Privacy win for 350,000 people in São Paulo: court blocks facial recognition cameras in metro
In a win for privacy, the Court of Justice of São Paulo blocks facial recognition on a public transport route. On May 7, judge Patrícia Martins ordered ViaQuatro, a concessionary of the São Paulo metro, not to capture images, sound, or any other personal data of everyday commuters through cameras or other devices without their prior consent. The decision will protect the privacy of around 350,000 passersby.
“This cornerstone ruling banning facial recognition technology in the São Paulo metro is a victory not only for Brazil, but the rest of the world. It sets a precedent that facial recognition technology, especially automated gender and emotion recognition, implies processing biometric data,” said Verónica Arroyo, Policy Associate for Latin America at Access Now. “As a next step, governments must inform themselves on how implementing this technology creates extreme harm, and ban automated gender recognition in public spaces.”
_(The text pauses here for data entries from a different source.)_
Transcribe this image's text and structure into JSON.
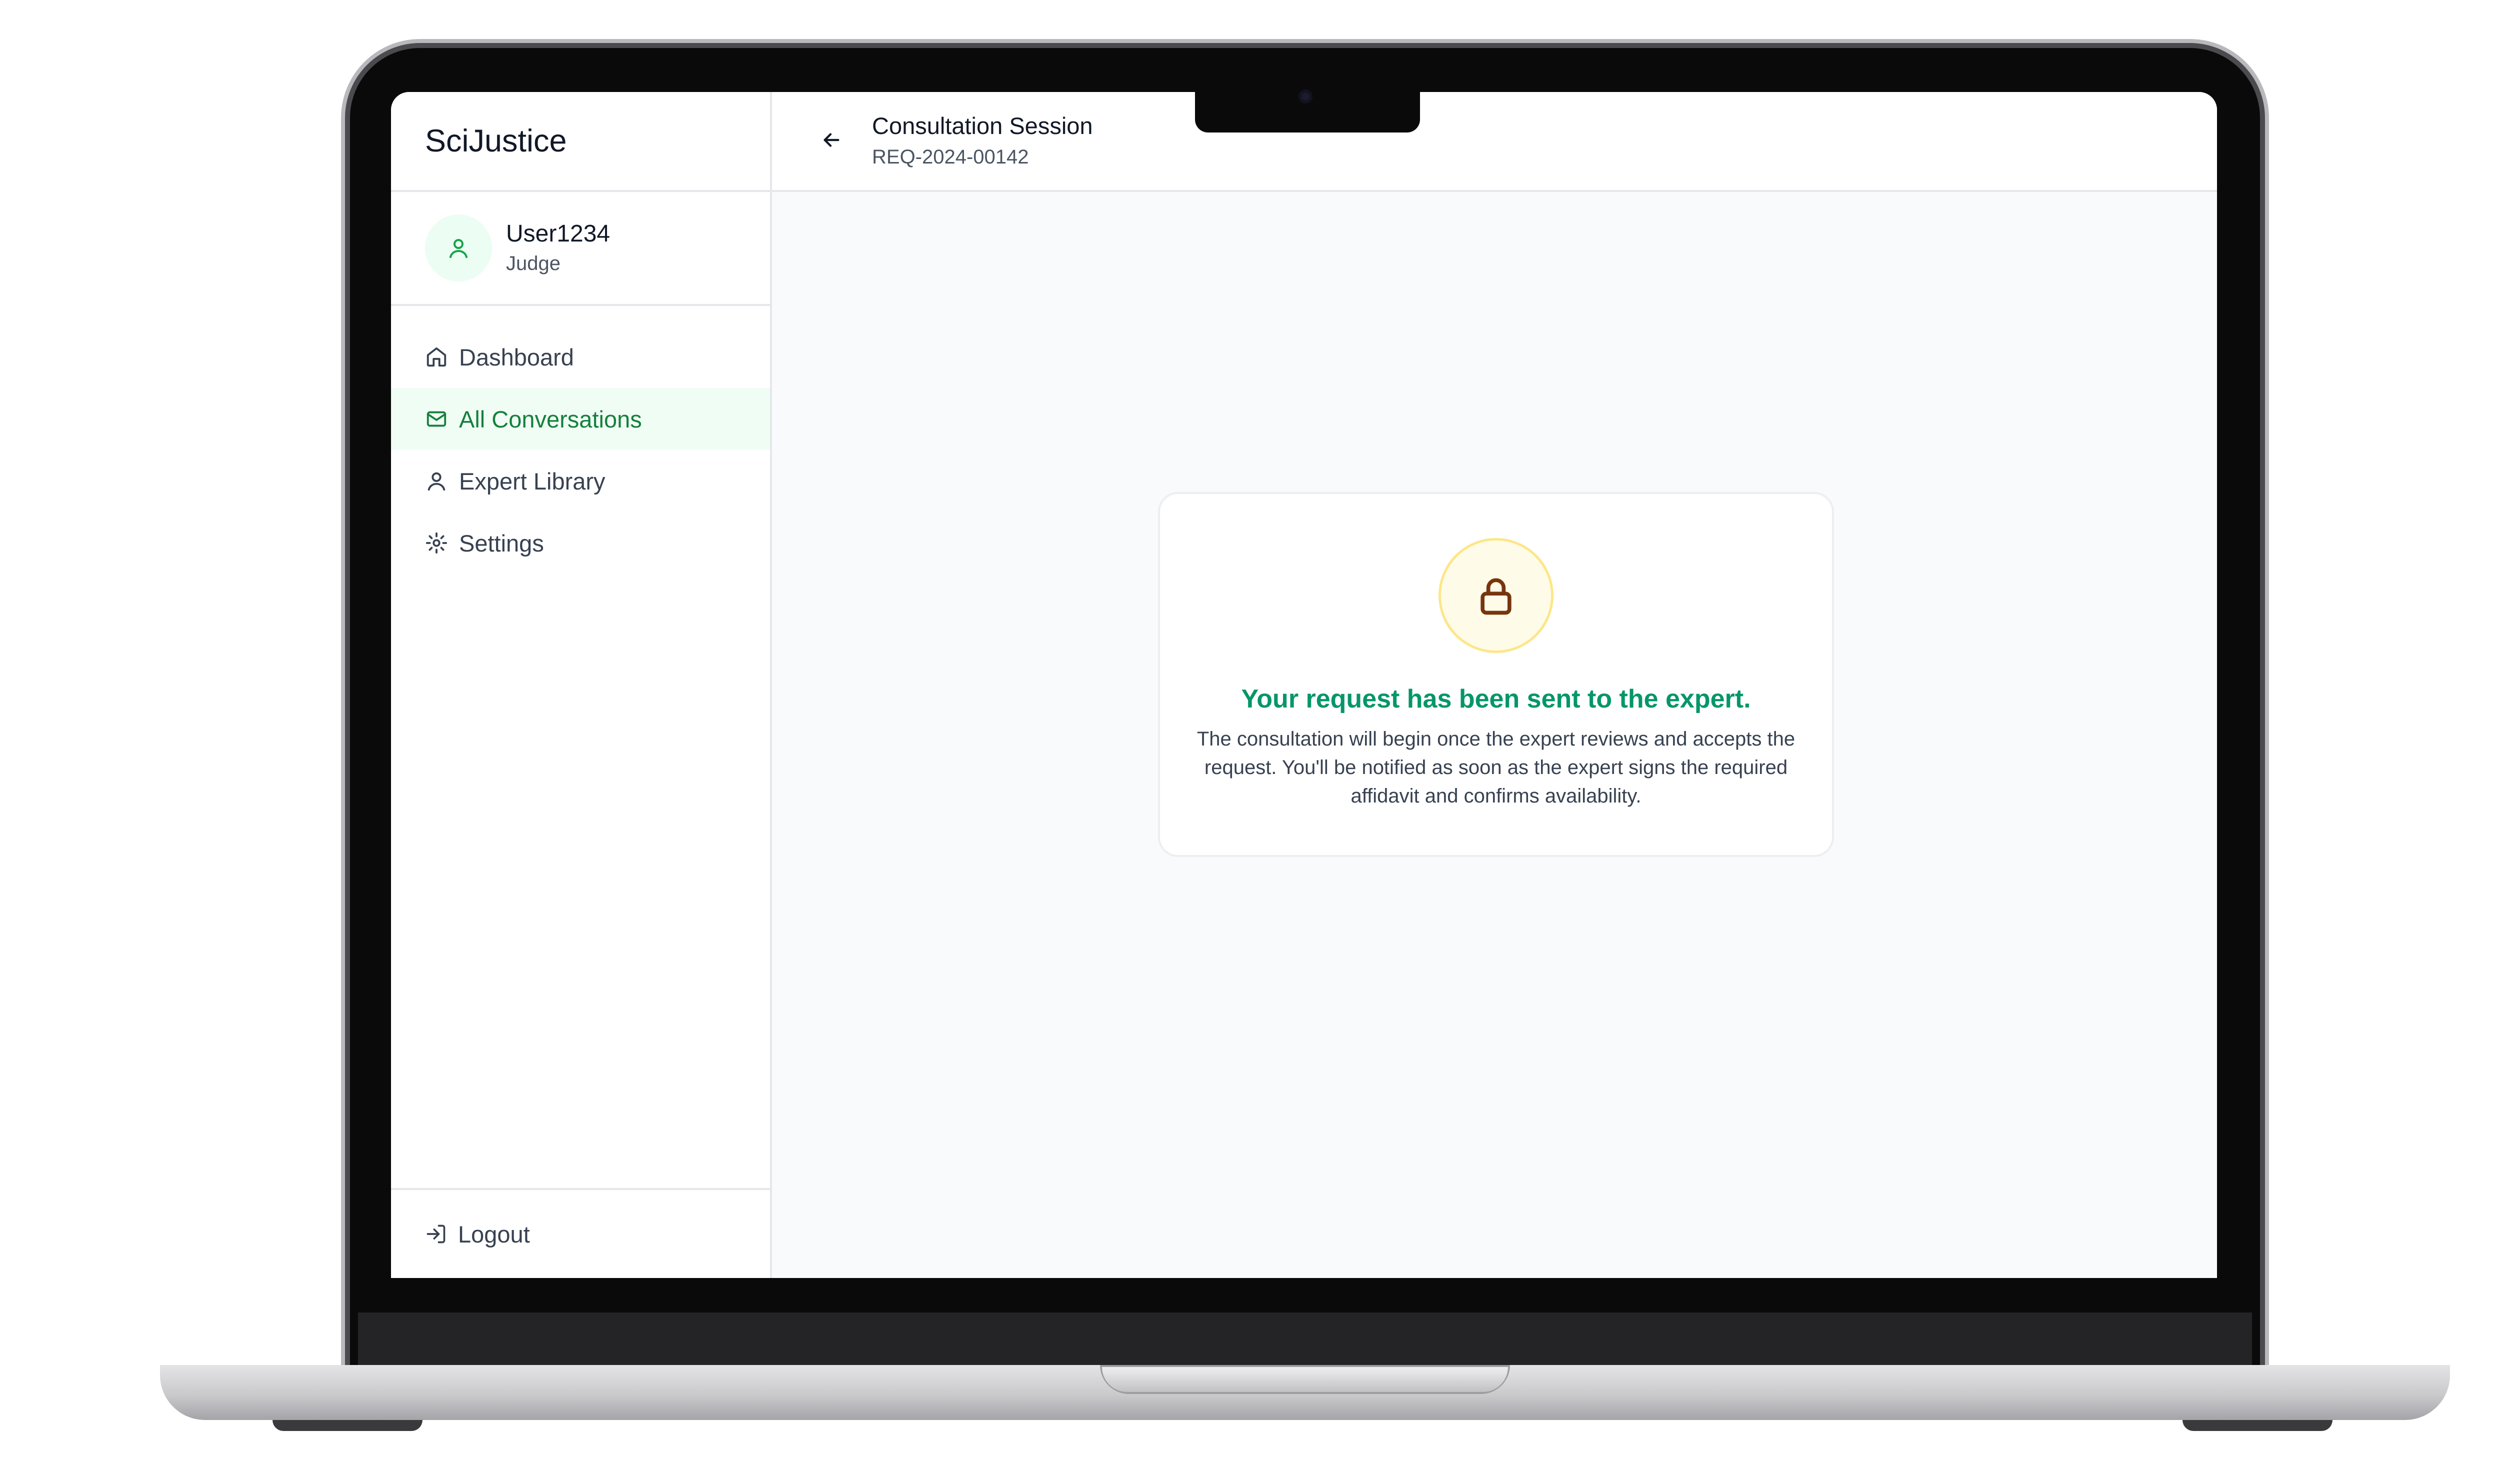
{
  "app": {
    "name": "SciJustice"
  },
  "user": {
    "name": "User1234",
    "role": "Judge"
  },
  "nav": {
    "items": [
      {
        "label": "Dashboard",
        "icon": "home-icon"
      },
      {
        "label": "All Conversations",
        "icon": "mail-icon",
        "active": true
      },
      {
        "label": "Expert Library",
        "icon": "user-icon"
      },
      {
        "label": "Settings",
        "icon": "gear-icon"
      }
    ],
    "logout_label": "Logout"
  },
  "header": {
    "title": "Consultation Session",
    "request_id": "REQ-2024-00142"
  },
  "status_card": {
    "icon": "lock-icon",
    "title": "Your request has been sent to the expert.",
    "body": "The consultation will begin once the expert reviews and accepts the request. You'll be notified as soon as the expert signs the required affidavit and confirms availability."
  },
  "colors": {
    "accent": "#059669",
    "active_bg": "#f0fdf4",
    "lock_bg": "#fefce8",
    "lock_icon": "#78350f"
  }
}
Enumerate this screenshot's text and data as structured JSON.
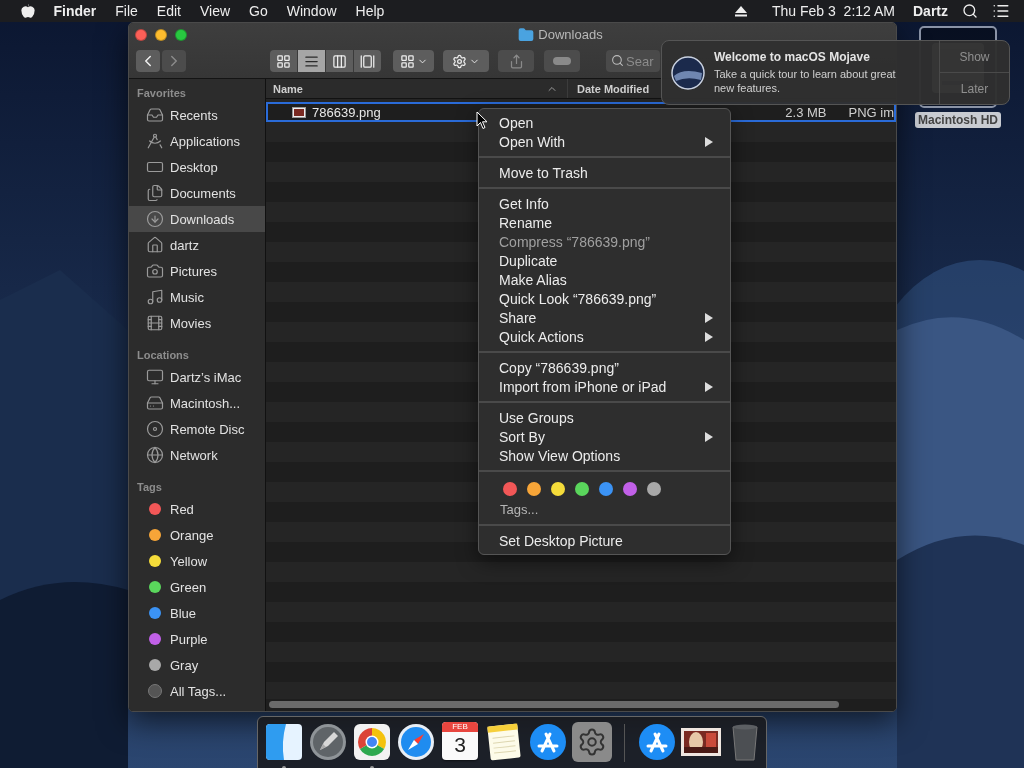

This precedent-setting court decision comes after the Instituto Brasileiro de Defesa do Consumidor (Idec) began a public civil action in 2018 against ViaQuatro for its use of interactive doors with facial recognition cameras that “inferred” people’s emotion, gender, and age, allowing the company to personalize future advertisement pieces. In 2020, Access Now filed an expert opinion in this case, arguing that the implemented system processed personal data that can be used to identify people, there is no scientific evidence that people’s emotion can be inferred, and inferring gender is discriminatory against trans and non-binary people.
“This decision is extremely important to guarantee the rights of public transport users, and to send a message to companies and public authorities that rights must be respected,” said Michel Roberto de Souza, digital rights program lawyer at Idec. “It should not be permissible for a company that serves thousands of people a day to put in place a system like this without adequately informing passersby, without transparency, and without asking for consent.”
In the ruling, the judge noted the lack of transparency and consistency of the company, as highlighted in Access Now’s expert opinion. According to the court, ViaQuatro failed to submit information about the invasive system, needed as proof that they only use people’s images for statistical purposes as they claimed. ViaQuatro also failed to inform people about the use and capture of their image, and during the legal process even claimed that they do not perform facial recognition, but only “facial detection.” This is misleading as they actually performed two types of facial recognition; facial detection and facial classification when inferring age, gender, and emotion. As a result, the judge, who categorized the company’s actions as “abusive business practices,” ordered the company not only to refrain from capturing biometric data without consent, but also to pay R$ 100,000.00 (approximately 19,124.00 USD) for collective moral damages.
Access Now and a global coalition of civil society organizations is continuing to fight to abolish automated recognition of gender and sexual orientation and mass biometric surveillance in Europe.